I’m nearing the end of my shift, and I want a few more souls under my belt. A guy comes in, business type, suit, expensive haircut, designer shoes. He orders a pumpkin spice latte, and I take the gloves off. Mr. Pumpkin Spice is going straight to Marbas. He’s a real motherfucker, even for a demon. He doesn’t just claim souls, he gives the damned a terrible disease to speed up the process.
Bradley takes a second to slide the cup my way, and I start getting impatient. Finally, I get the cup, steam the milk, add the espresso and blood, then heap a generous portion of foam on top. “Hope you like it real fucking spicy,” I whisper and start to draw the symbol of Marbas.
Before I’m halfway finished with the symbol, the coffee explodes in my face.
The pain is instant and searing, and my own screams rise above the alarmed shouts of everyone in the store. I grab a wet bar towel and press it to my face. I hear someone scream “Call 911!”

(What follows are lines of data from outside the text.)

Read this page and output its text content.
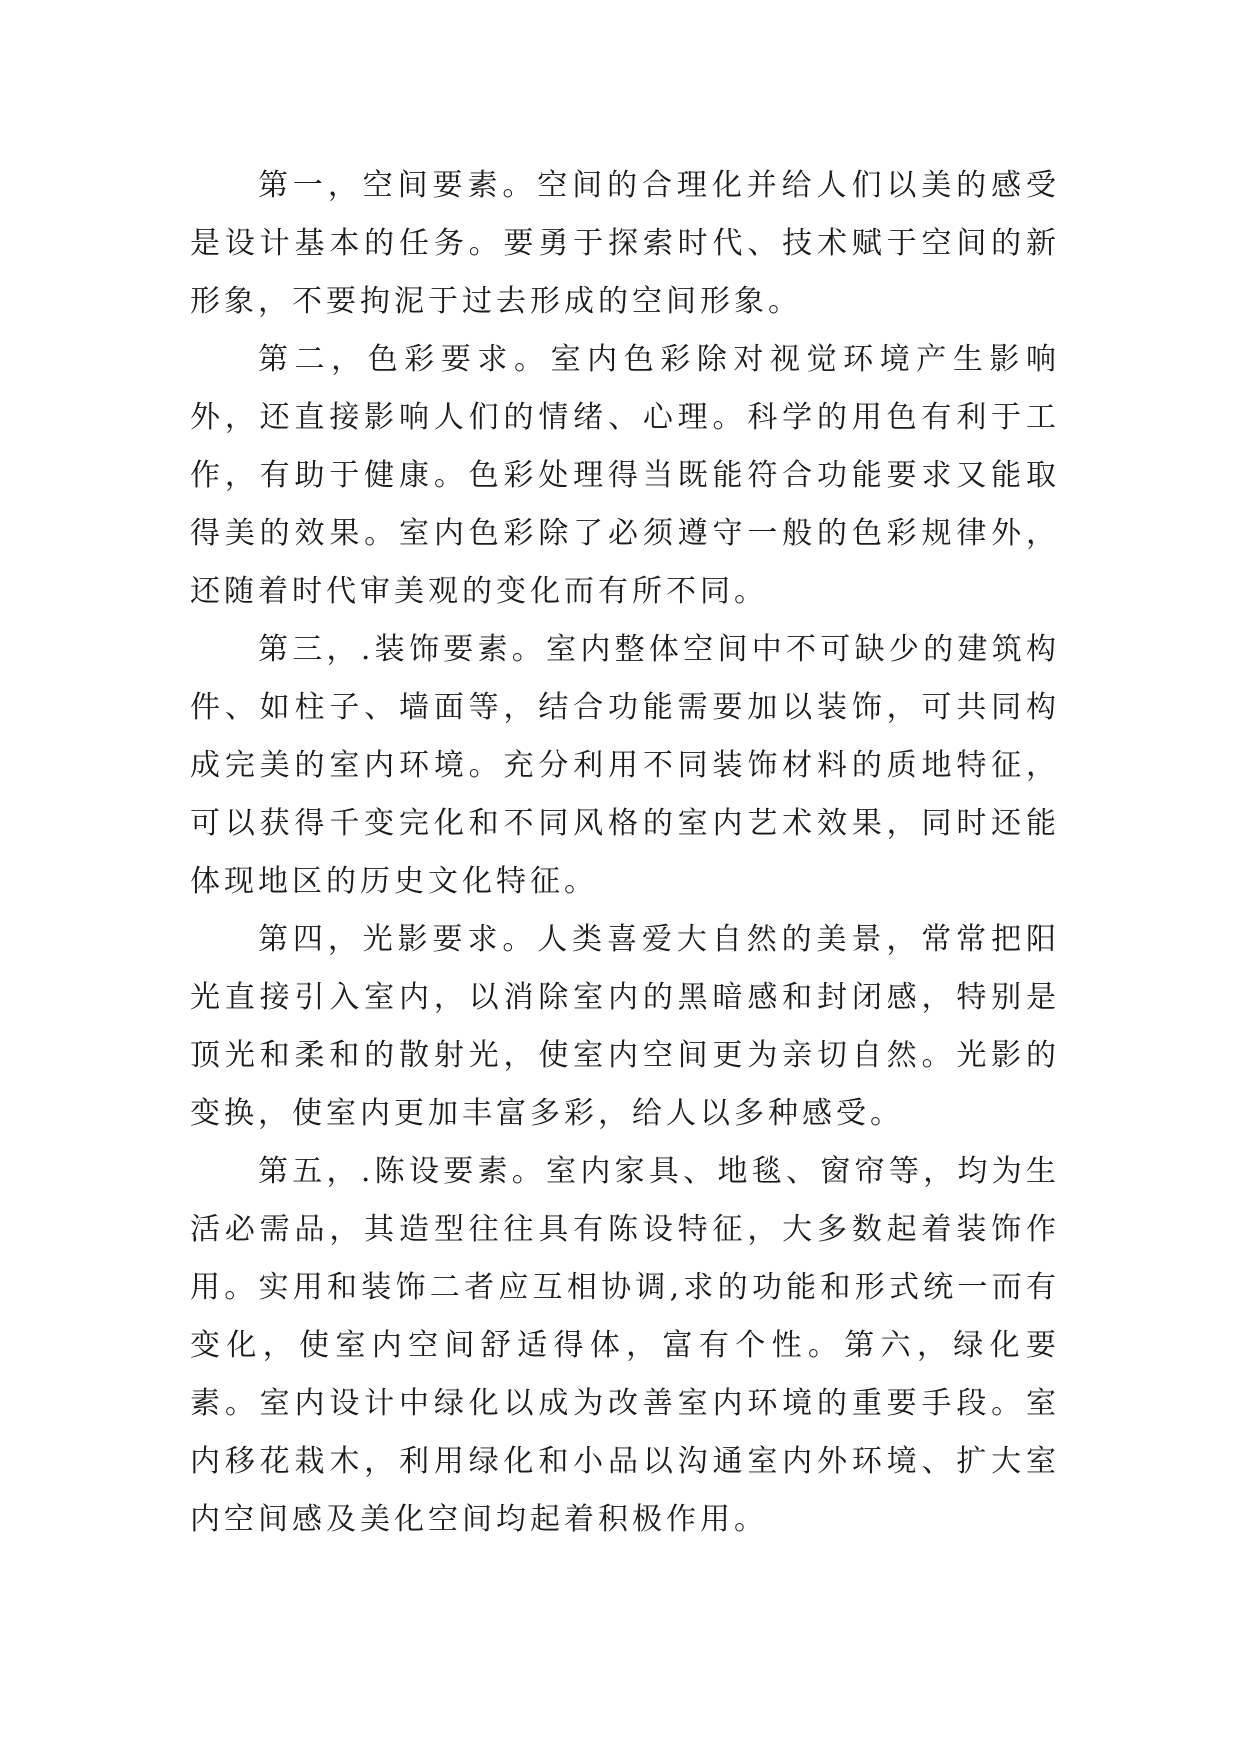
第一，空间要素。空间的合理化并给人们以美的感受是设计基本的任务。要勇于探索时代、技术赋于空间的新形象，不要拘泥于过去形成的空间形象。

第二，色彩要求。室内色彩除对视觉环境产生影响外，还直接影响人们的情绪、心理。科学的用色有利于工作，有助于健康。色彩处理得当既能符合功能要求又能取得美的效果。室内色彩除了必须遵守一般的色彩规律外，还随着时代审美观的变化而有所不同。

第三，.装饰要素。室内整体空间中不可缺少的建筑构件、如柱子、墙面等，结合功能需要加以装饰，可共同构成完美的室内环境。充分利用不同装饰材料的质地特征，可以获得千变完化和不同风格的室内艺术效果，同时还能体现地区的历史文化特征。

第四，光影要求。人类喜爱大自然的美景，常常把阳光直接引入室内，以消除室内的黑暗感和封闭感，特别是顶光和柔和的散射光，使室内空间更为亲切自然。光影的变换，使室内更加丰富多彩，给人以多种感受。

第五，.陈设要素。室内家具、地毯、窗帘等，均为生活必需品，其造型往往具有陈设特征，大多数起着装饰作用。实用和装饰二者应互相协调,求的功能和形式统一而有变化，使室内空间舒适得体，富有个性。第六，绿化要素。室内设计中绿化以成为改善室内环境的重要手段。室内移花栽木，利用绿化和小品以沟通室内外环境、扩大室内空间感及美化空间均起着积极作用。
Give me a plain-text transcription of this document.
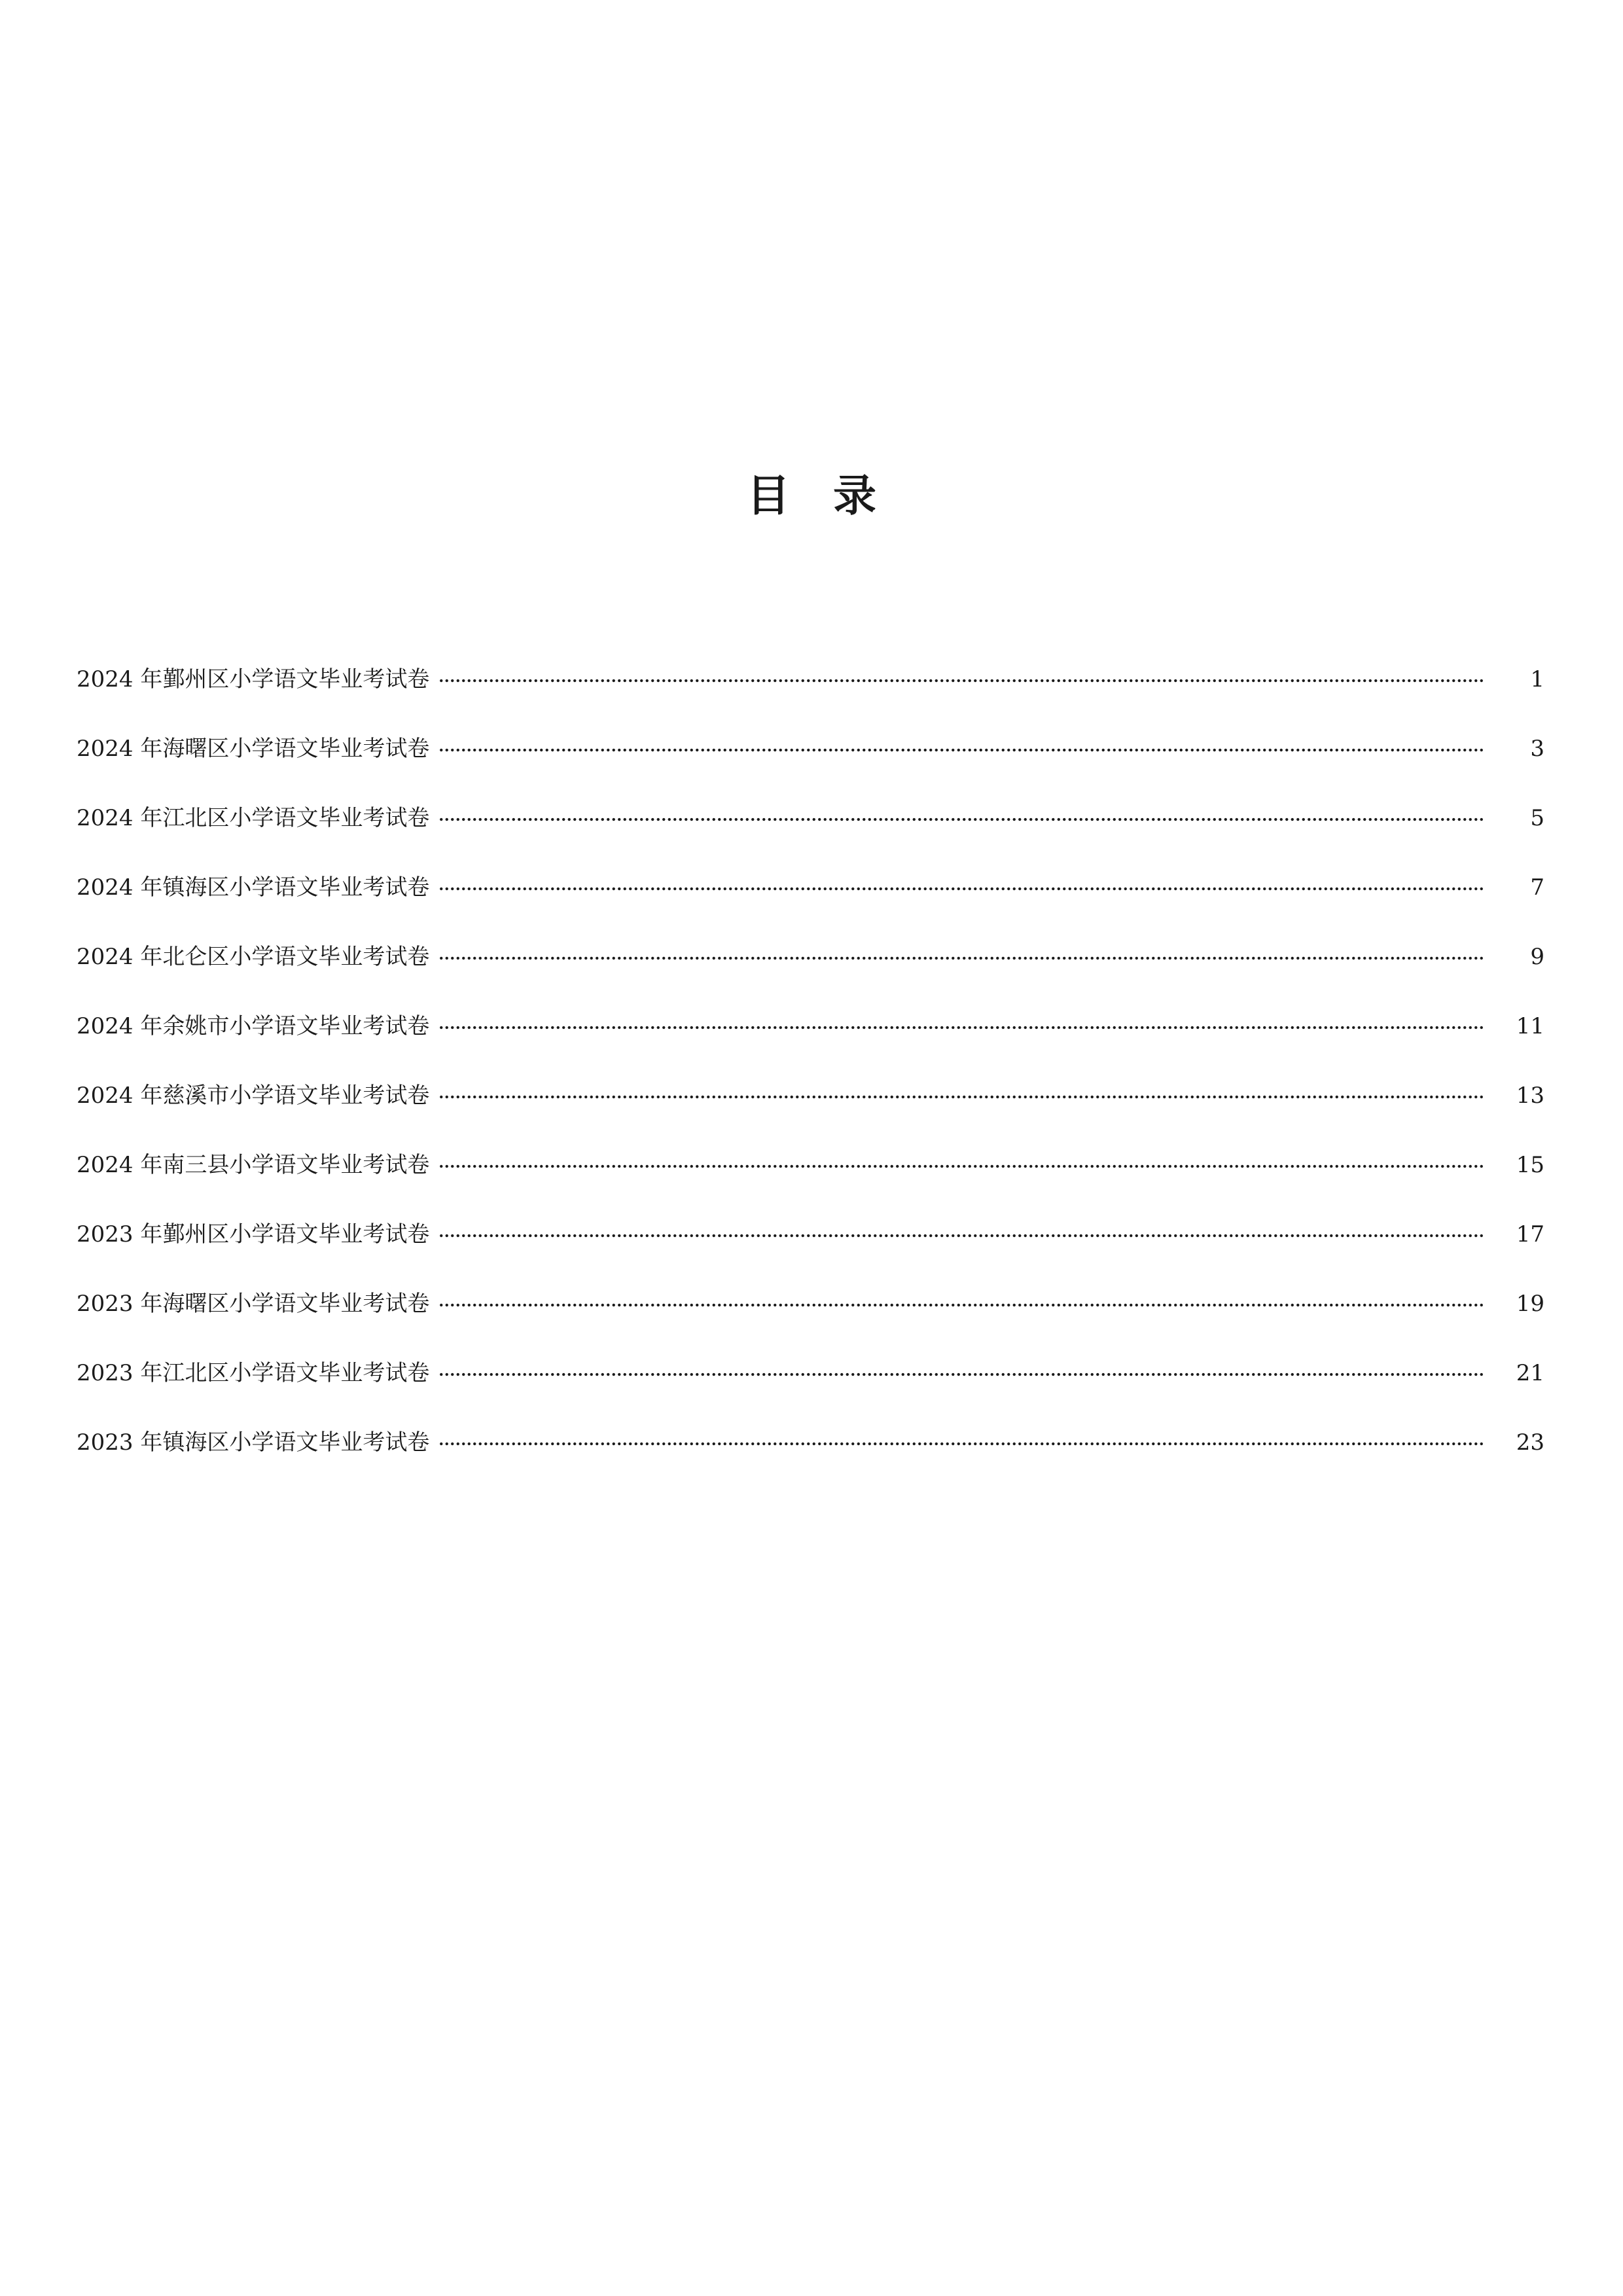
目 录
2024 年鄞州区小学语文毕业考试卷	1
2024 年海曙区小学语文毕业考试卷	3
2024 年江北区小学语文毕业考试卷	5
2024 年镇海区小学语文毕业考试卷	7
2024 年北仑区小学语文毕业考试卷	9
2024 年余姚市小学语文毕业考试卷	11
2024 年慈溪市小学语文毕业考试卷	13
2024 年南三县小学语文毕业考试卷	15
2023 年鄞州区小学语文毕业考试卷	17
2023 年海曙区小学语文毕业考试卷	19
2023 年江北区小学语文毕业考试卷	21
2023 年镇海区小学语文毕业考试卷	23
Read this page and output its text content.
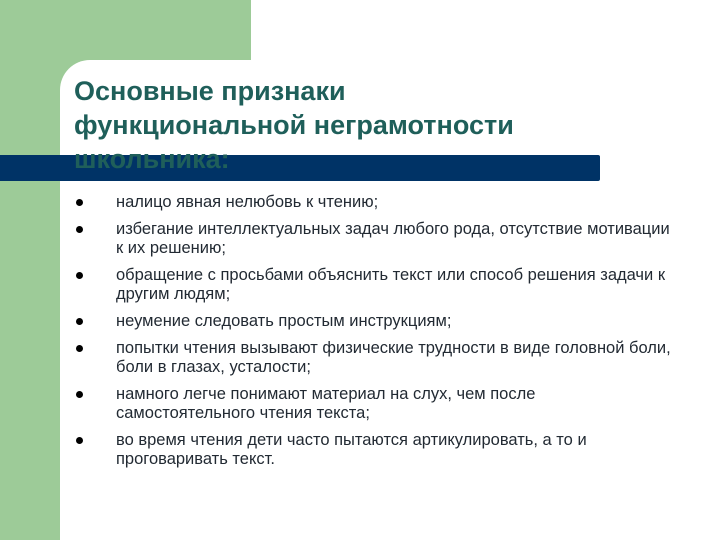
Основные признаки
функциональной неграмотности
школьника:
налицо явная нелюбовь к чтению;
избегание интеллектуальных задач любого рода, отсутствие мотивации к их решению;
обращение с просьбами объяснить текст или способ решения задачи к другим людям;
неумение следовать простым инструкциям;
попытки чтения вызывают физические трудности в виде головной боли, боли в глазах, усталости;
намного легче понимают материал на слух, чем после самостоятельного чтения текста;
во время чтения дети часто пытаются артикулировать, а то и проговаривать текст.
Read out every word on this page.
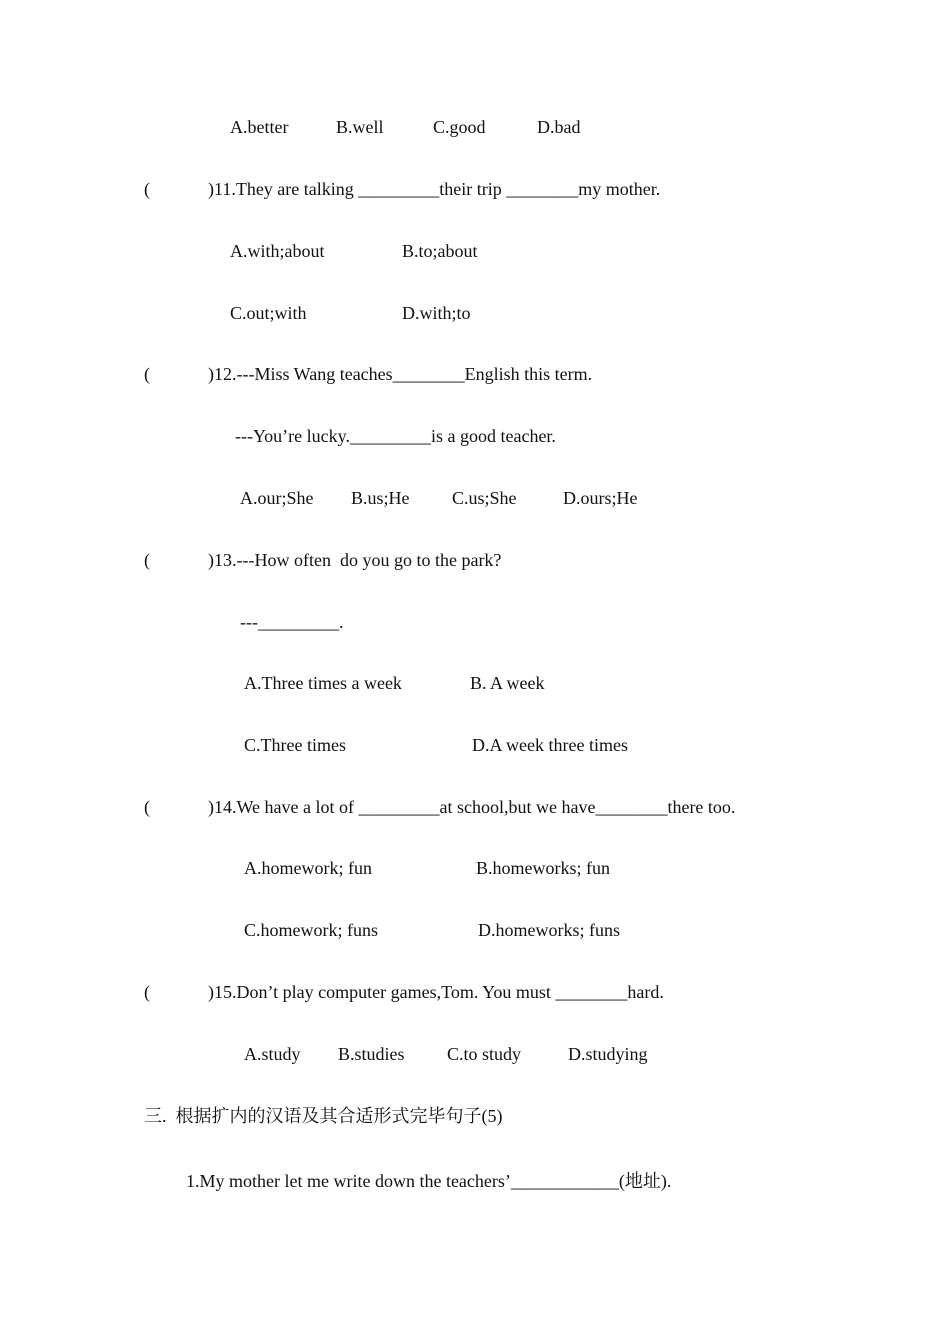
A.better	B.well	C.good	D.bad
(	)11.They are talking _________their trip ________my mother.
A.with;about	B.to;about
C.out;with	D.with;to
(	)12.---Miss Wang teaches________English this term.
---You’re lucky._________is a good teacher.
A.our;She B.us;He C.us;She	D.ours;He
(	)13.---How often  do you go to the park?
---_________.
A.Three times a week	B. A week
C.Three times	D.A week three times
(	)14.We have a lot of _________at school,but we have________there too.
A.homework; fun	B.homeworks; fun
C.homework; funs	D.homeworks; funs
(	)15.Don’t play computer games,Tom. You must ________hard.
A.study B.studies C.to study	D.studying
三.  根据扩内的汉语及其合适形式完毕句子(5)
1.My mother let me write down the teachers’____________(地址).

Through the blinding agony, I pray to Baal, promising more souls if he shows me the motherfucker who did this to me.
I sit in the ambulance, burn ointment all over my face. The paramedic says I have only first-degree burns and I shouldn’t scar. It hurts, but not as bad as it could. Baal is providing me a little infernal analgesic. My manager, a pudgy, balding guy named Scott Monroe approaches, a forlorn look on his face.
“I uh, hope you’re gonna be okay,” Maynard says. “But I need you to fill out an accident report.”
Before I can tell Scott to get royally fucked, something occurs to me. “Bring me the cup. The one that burned me.”
“I don’t know—”
I clench the talisman of Baal beneath my shirt. “Bring it!” The talisman adds demonic power to my voice, and Scott scurries away. He returns with Mr. Pumpkin Spice’s aborted drink.
I turn the cup over, and there, drawn in silver sharpie, is a symbol that sends quakes of revulsion through my body. The swooping angelic symbol is one I recognize—Raguel, Angel of Justice.
Could Mr. Pumpkin Spice have drawn it? No, he never touched the cup . . .
I see Bradley leaning against the doorway of Coffin Coffee. He’s toying with a golden medallion on a silver chain. He smiles at me, wide, and his teeth are as perfect as the rest of him. Perfect, unflawed, angelic.